I am new to text mining, R and the tidy approach and am looking for kind advice to overcome a hurdle with pre-processing text strings read in from pdf files. The specific problem is with a multiple string replacement over multiple strings.
I have data from 2 sources:
- PDF reports: I have used map and pdf_text functions to read a directory of pdf reports into a data frame which creates a tibble with 3 columns: page_string, filename and pagenumber. There are 1,191 entries, and page_string holds a string being one page of pdf text.
- CSV file of professional words and replacements: I have used the read_CSV function to import this.
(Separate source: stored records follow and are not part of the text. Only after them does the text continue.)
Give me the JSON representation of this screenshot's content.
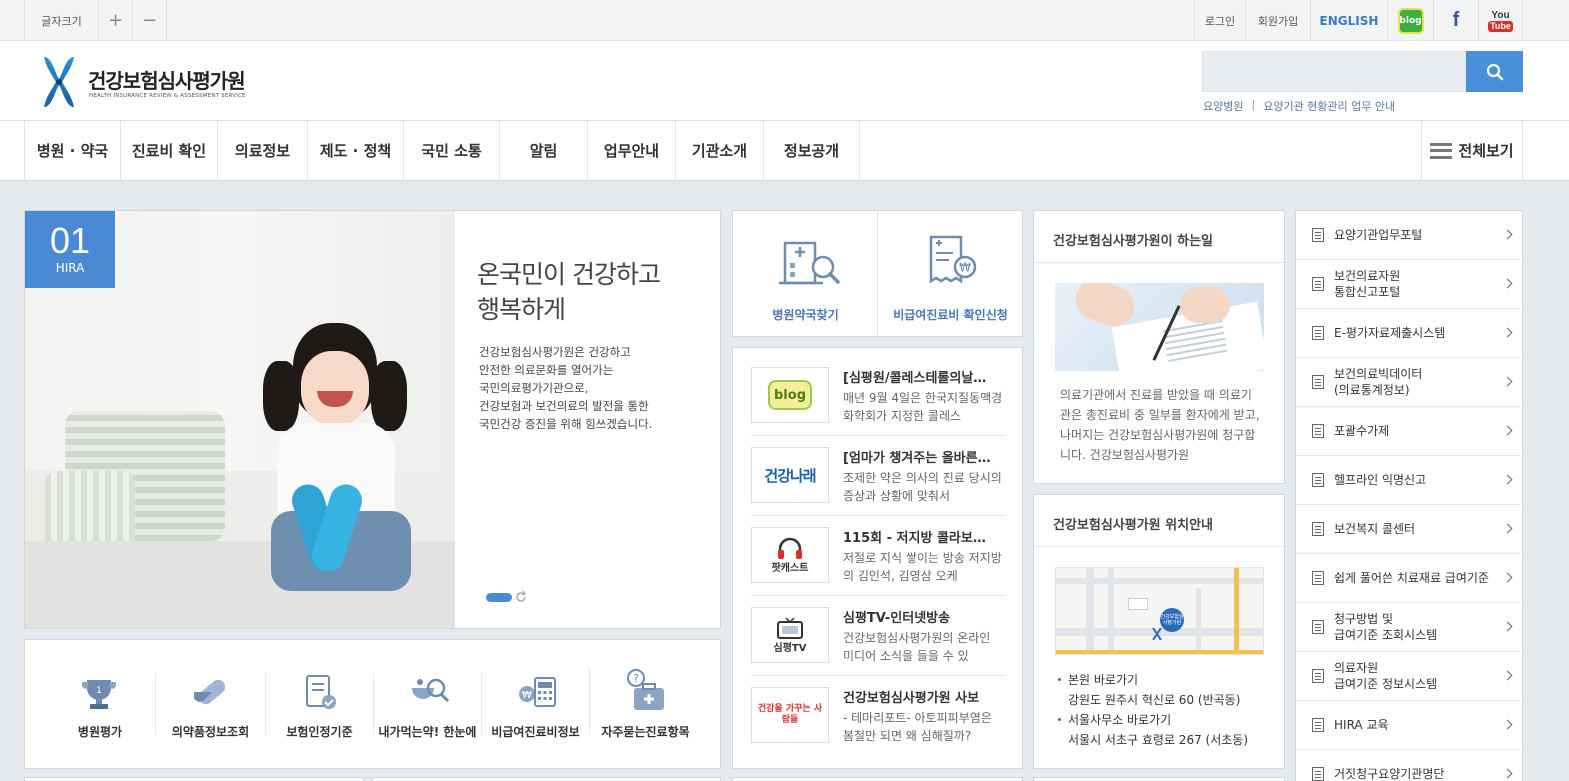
{
  "topbar": {
    "font_size_label": "글자크기",
    "plus": "+",
    "minus": "−",
    "login": "로그인",
    "signup": "회원가입",
    "english": "ENGLISH",
    "blog_icon_text": "blog",
    "facebook_icon_text": "f",
    "youtube_icon_text_1": "You",
    "youtube_icon_text_2": "Tube"
  },
  "header": {
    "logo_title": "건강보험심사평가원",
    "logo_subtitle": "HEALTH INSURANCE REVIEW & ASSESSMENT SERVICE",
    "search_placeholder": "",
    "sub_link_1": "요양병원",
    "sub_separator": "|",
    "sub_link_2": "요양기관 현황관리 업무 안내"
  },
  "gnb": {
    "items": [
      "병원 · 약국",
      "진료비 확인",
      "의료정보",
      "제도 · 정책",
      "국민 소통",
      "알림",
      "업무안내",
      "기관소개",
      "정보공개"
    ],
    "all_menu": "전체보기"
  },
  "hero": {
    "badge_number": "01",
    "badge_label": "HIRA",
    "title_line1": "온국민이 건강하고",
    "title_line2": "행복하게",
    "desc": [
      "건강보험심사평가원은 건강하고",
      "안전한 의료문화를 열어가는",
      "국민의료평가기관으로,",
      "건강보험과 보건의료의 발전을 통한",
      "국민건강 증진을 위해 힘쓰겠습니다."
    ]
  },
  "quick_icons": [
    "병원평가",
    "의약품정보조회",
    "보험인정기준",
    "내가먹는약! 한눈에",
    "비급여진료비정보",
    "자주묻는진료항목"
  ],
  "top_services": {
    "find_hospital": "병원약국찾기",
    "nonpay_check": "비급여진료비 확인신청"
  },
  "news": [
    {
      "thumb": "blog",
      "title": "[심평원/콜레스테롤의날…",
      "desc": "매년 9월 4일은 한국지질동맥경화학회가 지정한 콜레스"
    },
    {
      "thumb": "건강나래",
      "title": "[엄마가 챙겨주는 올바른…",
      "desc": "조제한 약은 의사의 진료 당시의 증상과 상황에 맞춰서"
    },
    {
      "thumb": "팟캐스트",
      "title": "115회 - 저지방 콜라보…",
      "desc": "저절로 지식 쌓이는 방송 저지방의 김인석, 김영삼 오케"
    },
    {
      "thumb": "심평TV",
      "title": "심평TV-인터넷방송",
      "desc": "건강보험심사평가원의 온라인 미디어 소식을 들을 수 있"
    },
    {
      "thumb": "건강을 가꾸는 사람들",
      "title": "건강보험심사평가원 사보",
      "desc": "- 테마리포트- 아토피피부염은 봄철만 되면 왜 심해질까?"
    }
  ],
  "about": {
    "title": "건강보험심사평가원이 하는일",
    "desc": "의료기관에서 진료를 받았을 때 의료기관은 총진료비 중 일부를 환자에게 받고, 나머지는 건강보험심사평가원에 청구합니다. 건강보험심사평가원"
  },
  "location": {
    "title": "건강보험심사평가원 위치안내",
    "map_label": "건강보험심사평가원",
    "hq_link": "본원 바로가기",
    "hq_addr": "강원도 원주시 혁신로 60 (반곡동)",
    "seoul_link": "서울사무소 바로가기",
    "seoul_addr": "서울시 서초구 효령로 267 (서초동)"
  },
  "links": [
    [
      "요양기관업무포털"
    ],
    [
      "보건의료자원",
      "통합신고포털"
    ],
    [
      "E-평가자료제출시스템"
    ],
    [
      "보건의료빅데이터",
      "(의료통계정보)"
    ],
    [
      "포괄수가제"
    ],
    [
      "헬프라인 익명신고"
    ],
    [
      "보건복지 콜센터"
    ],
    [
      "쉽게 풀어쓴 치료재료 급여기준"
    ],
    [
      "청구방법 및",
      "급여기준 조회시스템"
    ],
    [
      "의료자원",
      "급여기준 정보시스템"
    ],
    [
      "HIRA 교육"
    ],
    [
      "거짓청구요양기관명단"
    ]
  ],
  "colors": {
    "accent_blue": "#4a90d9",
    "badge_blue": "#4a8ad4",
    "page_bg": "#e6eaef"
  }
}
The resultant df has 2 columns with 77 entries: target_vocab (e.g. social worker) and replace_token (e.g. social_worker).
My aim is to amend the current character strings in my main data frame, replacing strings which match the professional words in target_vocab with the associated compound token in replace_token prior to tokenization.
String example - before and after string substitution:
- "Social workers and early help staff work with multi-agency partners to produce child in need plans led by the allocated social worker".
- "Social_workers and early_help staff work with multi_agency partners to produce CIN plans led by the allocated social_worker".
It is hopefully clear that I want "social workers", "early help", "multi-agency", "child in need" and "social worker" replaced with compound tokens.
My code:
#a bank of pdf reports and "professional_words.csv" in current working directory
library(tidyverse)
library(pdftools)
#> Using poppler version 0.73.0
library(tidytext)
library(stringr)
pdf_filenames <- list.files(pattern = "pdf$")
words_df <- read_csv("professional_words.csv", skip = 1, col_names = c("target_vocab", "replace_token"))
pattern_vector <- words_df$target_vocab
replacement_vector <- words_df$replace_token
pdf_pages_df <- map_df(pdf_filenames, ~ tibble(page_string = pdf_text(.x)) %>%
mutate(filename = .x, pagenumber = row_number()) %>%
mutate(page_string = str_replace_all(page_string,pattern_vector,replace_vector)))
The bit that doesn't work within the map function is:
mutate(page_string = str_replace_all(page_string,pattern_vector,replace_vector)))
I have tried all sorts of variations, including gsub, breaking it away from the pipe to a separate map function etc. but with my limited knowledge I am not fixing it.
I have consistently had the warning:
In stri_replace_all_regex(string, pattern, fix_replacement(replacement), : longer object length is not a multiple of shorter object length
With this variation of code I am also getting the error:
Problem with
mutate()
inputpage_string
. x Inputpage_string
can't be recycled to size 10. ℹ Inputpage_string
isstr_replace_all(page_string, pattern = pattern_vector, replacement = replace_vector)
. ℹ Inputpage_string
must be size 10 or 1, not 77.
My sense is that map or list functions will help me but I seem to be going round in circles and I haven't yet found a Stack Overflow response that has helped me fix the problem.